Chang's bangs out praiseworthy vegetarian dishes and, unlike the Chinese place on your corner, offers brown rice as well as white with all meals. We especially enjoyed a bright, crisply cooked medley of vegetables, fried tofu, and peanuts aswirl in a relatively mild coconut-based green curry sauce. Tofu ma po style brought bigger cubes of bean curd bathed in a garlicky red chili bean sauce and ringed by crunchily steamed broccoli florets.
The menu's back page is devoted to a singular regional Chinese cuisine that changes every few months. Half a dozen Szechuan dishes are currently featured, including an appetizer of "flaming red wontons," six steamed, thin-skinned dumplings plumped with minced pork and finished with sesame-soy sauce spotted with scallions and pickled hot chili peppers. Another Szechuan specialty, from the area of Chengdu, brought scrumptious squares of lamb shiny with a wok-caramelized syrup of cumin and mint. Catch this dish while you can, though the regular menu also highlights Szechuan items such as succulent wok-fried scallops piquantly painted with a red chili pepper-and-garlic glaze.
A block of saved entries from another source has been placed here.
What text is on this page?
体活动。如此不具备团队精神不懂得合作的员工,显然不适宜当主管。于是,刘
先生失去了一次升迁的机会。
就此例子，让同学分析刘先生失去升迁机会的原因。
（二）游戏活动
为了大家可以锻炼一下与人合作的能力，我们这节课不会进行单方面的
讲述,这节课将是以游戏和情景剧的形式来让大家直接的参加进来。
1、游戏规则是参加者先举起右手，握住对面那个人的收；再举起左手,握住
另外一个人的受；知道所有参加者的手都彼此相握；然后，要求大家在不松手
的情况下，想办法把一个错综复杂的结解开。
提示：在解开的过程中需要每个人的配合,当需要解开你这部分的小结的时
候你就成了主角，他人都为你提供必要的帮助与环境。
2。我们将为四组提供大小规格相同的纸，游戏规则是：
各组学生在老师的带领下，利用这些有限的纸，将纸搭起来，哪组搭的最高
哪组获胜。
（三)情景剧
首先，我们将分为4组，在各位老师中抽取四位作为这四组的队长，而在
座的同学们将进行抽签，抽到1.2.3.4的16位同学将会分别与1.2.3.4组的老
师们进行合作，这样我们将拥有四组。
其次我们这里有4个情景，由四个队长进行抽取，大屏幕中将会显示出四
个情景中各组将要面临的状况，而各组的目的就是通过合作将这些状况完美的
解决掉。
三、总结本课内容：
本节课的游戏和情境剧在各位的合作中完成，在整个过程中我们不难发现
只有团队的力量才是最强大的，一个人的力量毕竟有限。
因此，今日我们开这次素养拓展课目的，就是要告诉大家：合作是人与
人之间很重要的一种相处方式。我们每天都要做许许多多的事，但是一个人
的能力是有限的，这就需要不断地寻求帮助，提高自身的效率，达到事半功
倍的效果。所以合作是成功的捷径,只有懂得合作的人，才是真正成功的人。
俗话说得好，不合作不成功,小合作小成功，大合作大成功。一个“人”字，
Another thing that annoys some people about Chinese restaurants is the lack of dessert options beyond ice cream, Jell-O, and canned litchis in syrup. Chang's changes that by offering American-size servings of New York-style cheesecake and "The Great Wall of Chocolate," a huge wedge of chocolate-frosted, chocolate-chip-studded chocolate cake pooled in raspberry sauce. "You didn't tell us it was going to be this big," one of my dinner guests joked to the waitress. "Well," she replied with a knowing smile, "I did say it was six layers." She had us there.
Banana spring rolls were more rationally portioned, but with a plentiful bowl of coconut-pineapple ice cream centering the six petite packets of fried phyllo-wrapped bananas, it was still prodigious enough for sharing. Desserts run from $5.95 to $6.95, which is less than other places in town charge for smaller, duller sweets. Chang's prices don't qualify as Chinatown cheap, but appetizers are under $8 and most main courses range from $9 to $15 (none exceeds $19). A California-dominant wine selection is affordably marked as well, with dozens of bottles costing less than $40 (and all wines are available by the glass).
Fortune cookies close the meal didn't think Chang's could get away without serving these, did you? I'd like to say the little white strip of paper read: "Authenticity is overrated." Or: "Hey, yous, cut the cat jokes or else!" But it just complimented me on being a generous person.